Retailers and their suppliers blame each other for higher prices here, underlining the complexity of the issue in a country with a 10th of the population of the U.S. and, as a result, fewer efficiencies.

This week, the Finance Minister asked a Senate committee to study the price gap – a process that could run into the new year.

"Among other things, I'm responsible for tariffs and sometimes people in the retail business blame tariffs [for higher prices]so I want to see … what the facts are and I'm looking forward to the Senate committee getting to the facts," Mr. Flaherty said. "We'll take whatever steps we need to take. Part of it, quite frankly, is just making sure that the participants in the retail economy come clean about how they price."

Diane Brisebois, president of the Retail Council of Canada, said she welcomes the probe and the opportunity to reduce tariffs, which on items such as imported fleece blankets and Halloween costumes are 18 per cent, compared with zero in the U.S. Other tariff differences aren't as stark, and government officials say overall the rates are similar.

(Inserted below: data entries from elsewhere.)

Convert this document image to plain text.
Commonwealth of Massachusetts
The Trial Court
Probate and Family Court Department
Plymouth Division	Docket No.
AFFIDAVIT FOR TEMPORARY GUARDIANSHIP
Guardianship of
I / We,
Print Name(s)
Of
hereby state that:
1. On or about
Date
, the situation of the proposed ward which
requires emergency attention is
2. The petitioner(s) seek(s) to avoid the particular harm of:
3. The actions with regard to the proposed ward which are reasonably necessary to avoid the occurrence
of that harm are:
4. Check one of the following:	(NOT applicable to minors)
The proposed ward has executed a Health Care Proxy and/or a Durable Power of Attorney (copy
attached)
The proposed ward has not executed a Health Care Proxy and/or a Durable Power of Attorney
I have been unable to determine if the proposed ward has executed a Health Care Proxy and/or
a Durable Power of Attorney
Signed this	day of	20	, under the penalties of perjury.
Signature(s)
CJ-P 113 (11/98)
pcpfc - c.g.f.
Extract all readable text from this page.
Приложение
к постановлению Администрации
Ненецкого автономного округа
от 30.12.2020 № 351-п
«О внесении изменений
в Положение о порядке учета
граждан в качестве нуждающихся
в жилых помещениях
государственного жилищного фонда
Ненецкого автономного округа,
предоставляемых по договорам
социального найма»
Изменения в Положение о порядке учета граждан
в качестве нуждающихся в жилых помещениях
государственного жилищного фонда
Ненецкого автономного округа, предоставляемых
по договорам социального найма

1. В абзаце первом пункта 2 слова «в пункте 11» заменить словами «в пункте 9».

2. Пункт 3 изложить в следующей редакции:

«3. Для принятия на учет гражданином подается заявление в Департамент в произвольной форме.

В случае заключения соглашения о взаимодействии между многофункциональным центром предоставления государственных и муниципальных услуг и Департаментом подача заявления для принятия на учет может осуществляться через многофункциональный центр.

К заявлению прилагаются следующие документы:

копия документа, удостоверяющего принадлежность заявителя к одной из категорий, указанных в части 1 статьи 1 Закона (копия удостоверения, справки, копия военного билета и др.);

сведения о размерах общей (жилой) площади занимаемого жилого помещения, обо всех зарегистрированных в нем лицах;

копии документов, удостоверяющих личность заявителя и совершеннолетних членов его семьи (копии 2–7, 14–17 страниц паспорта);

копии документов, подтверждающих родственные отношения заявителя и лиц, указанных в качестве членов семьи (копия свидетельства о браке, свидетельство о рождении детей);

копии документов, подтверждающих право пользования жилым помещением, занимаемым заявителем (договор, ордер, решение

Ms. Brisebois said U.S. retailers have been successful in winning lower duties on some imports because they have fought harder for them, which her group is now aiming to do here. She said the matter is urgent because so many apparel and other products are sourced overseas and carry a tariff.

Still, a Department of Finance official countered that Canada already has a duty-free trade program for importing goods from developing countries, similar to the one being renewed in the U.S.. He said more than 90 per cent of all Canadian imports are duty-free and, overall, Canada's import tariffs are much the same as those in the U.S.

Apart from higher tariffs, retailers in Canada complain that their multinational suppliers charge them up to 40 per cent higher on wholesale prices compared with their U.S. counterparts; suppliers say major retailers charge them stocking fees for placing their products on store shelves that are higher than those of U.S. merchants.

And the U.S. tariffs aren't necessarily the best model for retailers here. Erik Autor, a vice-president with the National Retail Federation in Washington, said the U.S. duty-free import bill has shortfalls.

The federation backed the program although it doesn't cover two key categories – footwear and apparel – nor products coming from China and Vietnam. A similar program in Europe encompasses those areas, and would be an even better scheme to emulate – in the U.S. and Canada, he said.